Abstract:
OBJECTIVE: Synovitis is a widely accepted sign of osteoarthritis (OA), characterised by tissue hyperplasia, where increased infiltration of immune cells and proliferation of resident fibroblasts adopt a pro-inflammatory phenotype, and increased the production of pro-inflammatory mediators that are capable of sensitising and activating sensory nociceptors, which innervate the joint tissues. As such, it is important to understand the cellular composition of synovium and their involvement in pain sensitisation to better inform the development of effective analgesics.
METHODS: Studies investigating pain sensitisation in OA with a focus on immune cells and fibroblasts were identified using PubMed, Web of Science and SCOPUS.
RESULTS: In this review, we comprehensively assess the evidence that cellular crosstalk between resident immune cells or synovial fibroblasts with joint nociceptors in inflamed OA synovium contributes to peripheral pain sensitisation. Moreover, we explore whether the elucidation of common mechanisms identified in similar joint conditions may inform the development of more effective analgesics specifically targeting OA joint pain.
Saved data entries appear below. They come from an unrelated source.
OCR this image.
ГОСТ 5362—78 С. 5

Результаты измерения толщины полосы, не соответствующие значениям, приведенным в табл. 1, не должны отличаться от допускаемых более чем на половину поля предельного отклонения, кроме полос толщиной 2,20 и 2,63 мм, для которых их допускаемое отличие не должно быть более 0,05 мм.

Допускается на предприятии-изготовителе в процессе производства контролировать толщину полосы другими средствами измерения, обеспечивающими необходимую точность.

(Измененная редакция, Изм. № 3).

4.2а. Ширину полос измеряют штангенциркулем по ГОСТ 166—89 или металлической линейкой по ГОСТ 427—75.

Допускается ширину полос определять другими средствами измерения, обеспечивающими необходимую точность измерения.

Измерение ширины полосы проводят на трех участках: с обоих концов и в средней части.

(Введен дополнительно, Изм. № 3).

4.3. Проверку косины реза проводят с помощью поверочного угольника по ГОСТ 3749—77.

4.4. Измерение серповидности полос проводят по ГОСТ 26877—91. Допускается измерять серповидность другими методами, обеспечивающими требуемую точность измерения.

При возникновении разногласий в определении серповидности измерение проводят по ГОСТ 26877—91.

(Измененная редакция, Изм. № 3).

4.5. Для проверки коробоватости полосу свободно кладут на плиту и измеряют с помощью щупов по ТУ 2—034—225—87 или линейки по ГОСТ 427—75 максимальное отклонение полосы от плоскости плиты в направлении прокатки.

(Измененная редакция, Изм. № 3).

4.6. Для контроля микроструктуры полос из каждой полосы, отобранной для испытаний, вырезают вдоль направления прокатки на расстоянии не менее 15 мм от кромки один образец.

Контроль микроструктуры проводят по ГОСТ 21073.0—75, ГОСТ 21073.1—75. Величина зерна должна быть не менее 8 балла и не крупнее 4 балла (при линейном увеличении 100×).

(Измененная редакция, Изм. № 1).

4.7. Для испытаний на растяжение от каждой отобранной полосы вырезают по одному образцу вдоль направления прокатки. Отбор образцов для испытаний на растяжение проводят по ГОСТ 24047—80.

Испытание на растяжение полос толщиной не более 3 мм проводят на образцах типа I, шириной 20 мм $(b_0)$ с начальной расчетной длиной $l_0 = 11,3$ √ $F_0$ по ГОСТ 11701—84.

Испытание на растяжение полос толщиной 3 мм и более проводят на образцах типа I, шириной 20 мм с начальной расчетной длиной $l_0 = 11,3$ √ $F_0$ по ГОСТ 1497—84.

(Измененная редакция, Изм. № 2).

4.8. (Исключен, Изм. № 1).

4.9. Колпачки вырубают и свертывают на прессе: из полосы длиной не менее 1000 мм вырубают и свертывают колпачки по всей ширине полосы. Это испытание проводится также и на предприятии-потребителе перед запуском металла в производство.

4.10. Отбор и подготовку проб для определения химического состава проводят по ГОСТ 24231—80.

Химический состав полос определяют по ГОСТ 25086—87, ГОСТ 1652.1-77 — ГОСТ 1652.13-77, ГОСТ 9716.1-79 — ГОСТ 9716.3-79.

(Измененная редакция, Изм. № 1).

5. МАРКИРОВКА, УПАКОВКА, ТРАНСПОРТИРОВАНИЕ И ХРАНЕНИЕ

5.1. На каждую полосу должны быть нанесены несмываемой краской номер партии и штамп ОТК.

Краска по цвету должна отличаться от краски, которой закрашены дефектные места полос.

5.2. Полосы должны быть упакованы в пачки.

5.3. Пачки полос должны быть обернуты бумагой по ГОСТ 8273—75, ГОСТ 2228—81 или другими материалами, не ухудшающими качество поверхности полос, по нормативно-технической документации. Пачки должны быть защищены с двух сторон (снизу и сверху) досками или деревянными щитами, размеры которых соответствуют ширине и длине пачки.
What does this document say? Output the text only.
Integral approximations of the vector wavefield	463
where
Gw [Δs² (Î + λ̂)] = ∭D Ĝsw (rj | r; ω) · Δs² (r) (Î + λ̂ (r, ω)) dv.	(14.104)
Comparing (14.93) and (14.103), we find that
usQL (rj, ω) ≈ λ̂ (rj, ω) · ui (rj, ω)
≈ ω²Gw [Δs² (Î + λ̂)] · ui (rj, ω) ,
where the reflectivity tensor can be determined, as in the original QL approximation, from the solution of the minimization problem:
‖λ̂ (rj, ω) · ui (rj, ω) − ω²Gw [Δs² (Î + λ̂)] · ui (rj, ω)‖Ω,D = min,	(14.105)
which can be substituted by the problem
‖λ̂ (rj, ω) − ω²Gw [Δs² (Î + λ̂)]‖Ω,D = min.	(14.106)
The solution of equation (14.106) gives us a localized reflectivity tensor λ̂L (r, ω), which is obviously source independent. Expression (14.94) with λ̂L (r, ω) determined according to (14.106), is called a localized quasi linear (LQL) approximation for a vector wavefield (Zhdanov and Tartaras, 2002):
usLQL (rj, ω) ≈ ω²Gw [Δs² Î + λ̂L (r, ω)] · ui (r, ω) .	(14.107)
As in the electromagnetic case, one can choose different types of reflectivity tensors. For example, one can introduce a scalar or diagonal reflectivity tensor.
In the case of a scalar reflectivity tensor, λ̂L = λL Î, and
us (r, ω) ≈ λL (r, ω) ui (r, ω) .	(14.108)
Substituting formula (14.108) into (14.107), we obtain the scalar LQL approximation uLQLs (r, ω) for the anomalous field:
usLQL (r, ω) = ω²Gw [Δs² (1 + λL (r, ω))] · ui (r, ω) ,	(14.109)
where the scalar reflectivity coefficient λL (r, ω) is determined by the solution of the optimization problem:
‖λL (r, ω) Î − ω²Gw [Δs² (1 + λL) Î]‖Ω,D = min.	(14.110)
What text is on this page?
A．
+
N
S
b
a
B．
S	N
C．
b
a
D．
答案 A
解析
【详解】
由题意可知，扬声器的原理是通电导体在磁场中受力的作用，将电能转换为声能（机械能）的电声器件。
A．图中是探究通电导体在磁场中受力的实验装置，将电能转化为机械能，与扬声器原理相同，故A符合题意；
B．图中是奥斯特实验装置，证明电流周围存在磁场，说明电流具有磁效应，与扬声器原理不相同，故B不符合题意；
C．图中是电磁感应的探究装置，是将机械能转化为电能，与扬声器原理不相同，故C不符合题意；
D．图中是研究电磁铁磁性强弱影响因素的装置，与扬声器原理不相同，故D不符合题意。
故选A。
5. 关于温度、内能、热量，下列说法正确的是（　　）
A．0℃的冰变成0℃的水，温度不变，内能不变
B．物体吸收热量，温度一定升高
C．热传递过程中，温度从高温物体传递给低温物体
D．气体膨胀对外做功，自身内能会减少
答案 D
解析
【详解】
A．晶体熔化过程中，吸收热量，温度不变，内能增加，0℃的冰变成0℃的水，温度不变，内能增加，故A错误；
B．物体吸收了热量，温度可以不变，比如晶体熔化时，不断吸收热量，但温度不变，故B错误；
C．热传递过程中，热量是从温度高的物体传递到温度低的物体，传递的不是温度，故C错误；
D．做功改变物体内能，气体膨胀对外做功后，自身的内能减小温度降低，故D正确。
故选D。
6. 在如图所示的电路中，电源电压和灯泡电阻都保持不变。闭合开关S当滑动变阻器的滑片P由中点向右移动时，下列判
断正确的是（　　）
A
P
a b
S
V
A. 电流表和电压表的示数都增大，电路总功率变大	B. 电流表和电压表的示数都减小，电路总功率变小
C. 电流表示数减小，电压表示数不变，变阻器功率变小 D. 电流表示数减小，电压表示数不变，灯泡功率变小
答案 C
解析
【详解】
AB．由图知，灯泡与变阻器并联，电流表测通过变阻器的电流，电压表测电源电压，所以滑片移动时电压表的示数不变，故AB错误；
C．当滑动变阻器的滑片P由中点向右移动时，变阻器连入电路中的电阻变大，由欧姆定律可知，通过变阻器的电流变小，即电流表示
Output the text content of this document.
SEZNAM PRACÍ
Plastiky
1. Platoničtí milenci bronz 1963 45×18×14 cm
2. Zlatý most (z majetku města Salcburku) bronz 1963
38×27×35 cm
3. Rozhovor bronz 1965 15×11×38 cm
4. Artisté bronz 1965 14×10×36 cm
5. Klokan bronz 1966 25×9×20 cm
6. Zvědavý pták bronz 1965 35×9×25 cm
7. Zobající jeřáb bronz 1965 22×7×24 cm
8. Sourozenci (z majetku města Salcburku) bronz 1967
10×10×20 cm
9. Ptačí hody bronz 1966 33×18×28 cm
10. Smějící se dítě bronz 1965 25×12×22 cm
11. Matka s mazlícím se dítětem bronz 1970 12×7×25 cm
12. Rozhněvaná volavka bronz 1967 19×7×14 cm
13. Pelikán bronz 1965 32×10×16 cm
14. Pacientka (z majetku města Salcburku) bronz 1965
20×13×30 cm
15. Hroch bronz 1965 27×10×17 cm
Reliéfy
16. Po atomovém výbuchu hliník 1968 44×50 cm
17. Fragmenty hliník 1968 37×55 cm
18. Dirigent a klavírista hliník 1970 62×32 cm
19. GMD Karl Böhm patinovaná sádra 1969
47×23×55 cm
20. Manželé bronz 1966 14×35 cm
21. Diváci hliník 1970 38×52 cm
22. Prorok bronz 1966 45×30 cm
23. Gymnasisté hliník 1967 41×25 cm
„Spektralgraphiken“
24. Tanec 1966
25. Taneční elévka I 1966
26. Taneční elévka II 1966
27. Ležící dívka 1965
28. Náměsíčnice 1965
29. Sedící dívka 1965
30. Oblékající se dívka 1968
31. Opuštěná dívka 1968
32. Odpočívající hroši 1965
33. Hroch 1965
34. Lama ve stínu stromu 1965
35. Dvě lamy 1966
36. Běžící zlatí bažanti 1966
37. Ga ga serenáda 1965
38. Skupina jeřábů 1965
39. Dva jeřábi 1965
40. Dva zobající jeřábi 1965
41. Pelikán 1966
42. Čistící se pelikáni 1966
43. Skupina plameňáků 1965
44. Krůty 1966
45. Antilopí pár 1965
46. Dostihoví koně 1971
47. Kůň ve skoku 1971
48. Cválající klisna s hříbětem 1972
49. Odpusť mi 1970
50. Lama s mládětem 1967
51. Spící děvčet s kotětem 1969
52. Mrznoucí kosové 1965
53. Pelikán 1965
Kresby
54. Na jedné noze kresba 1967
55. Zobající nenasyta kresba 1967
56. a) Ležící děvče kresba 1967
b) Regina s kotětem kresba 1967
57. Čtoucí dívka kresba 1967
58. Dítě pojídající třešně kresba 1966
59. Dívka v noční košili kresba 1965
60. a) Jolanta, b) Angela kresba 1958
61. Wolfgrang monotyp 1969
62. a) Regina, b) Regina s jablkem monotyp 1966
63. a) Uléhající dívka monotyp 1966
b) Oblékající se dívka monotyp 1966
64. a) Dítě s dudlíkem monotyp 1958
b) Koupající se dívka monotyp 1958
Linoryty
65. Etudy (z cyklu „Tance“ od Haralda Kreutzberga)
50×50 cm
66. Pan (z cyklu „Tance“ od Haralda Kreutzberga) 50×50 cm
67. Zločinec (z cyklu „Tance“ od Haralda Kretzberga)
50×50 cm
CONCLUSIONS: The concept of local environment and cellular crosstalk within the inflammatory synovium as a driver of nociceptive joint pain presents a compelling opportunity for future research and therapeutic advancements.
METHODS: Studies investigating pain sensitisation in OA with a focus on immune cells and fibroblasts were identified using PubMed, Web of Science and SCOPUS.
RESULTS: In this review, we comprehensively assess the evidence that cellular crosstalk between resident immune cells or synovial fibroblasts with joint nociceptors in inflamed OA synovium contributes to peripheral pain sensitisation. Moreover, we explore whether the elucidation of common mechanisms identified in similar joint conditions may inform the development of more effective analgesics specifically targeting OA joint pain.
CONCLUSIONS: The concept of local environment and cellular crosstalk within the inflammatory synovium as a driver of nociceptive joint pain presents a compelling opportunity for future research and therapeutic advancements.
摘要:
目的:滑膜炎是广泛接受的骨关节炎(OA)的体征,以组织增生为特征,其中免疫细胞的浸润增加和常驻成纤维细胞的增殖采用促炎表型,并增加了能够敏感和激活感觉伤害感受器的促炎介质的产生,支配关节组织。因此,重要的是了解滑膜的细胞组成及其在疼痛致敏中的参与,以更好地指导有效镇痛药的开发。
方法:使用PubMed鉴定了以免疫细胞和成纤维细胞为重点的研究,WebofScience和SCOPUS。
结果:在这篇综述中,我们全面评估了炎症OA滑膜中固有免疫细胞或滑膜成纤维细胞与关节伤害感受器之间的细胞串扰导致外周疼痛致敏的证据.此外,我们探讨了在类似关节疾病中确定的常见机制的阐明是否可以为开发更有效的针对OA关节痛的镇痛药提供信息.
结论:作为伤害性关节痛的驱动因素,炎性滑膜内的局部环境和细胞串扰的概念为未来的研究和治疗进展提供了令人信服的机会。
方法:使用PubMed鉴定了以免疫细胞和成纤维细胞为重点的研究,WebofScience和SCOPUS。
结果:在这篇综述中,我们全面评估了炎症OA滑膜中固有免疫细胞或滑膜成纤维细胞与关节伤害感受器之间的细胞串扰导致外周疼痛致敏的证据.此外,我们探讨了在类似关节疾病中确定的常见机制的阐明是否可以为开发更有效的针对OA关节痛的镇痛药提供信息.
结论:作为伤害性关节痛的驱动因素,炎性滑膜内的局部环境和细胞串扰的概念为未来的研究和治疗进展提供了令人信服的机会。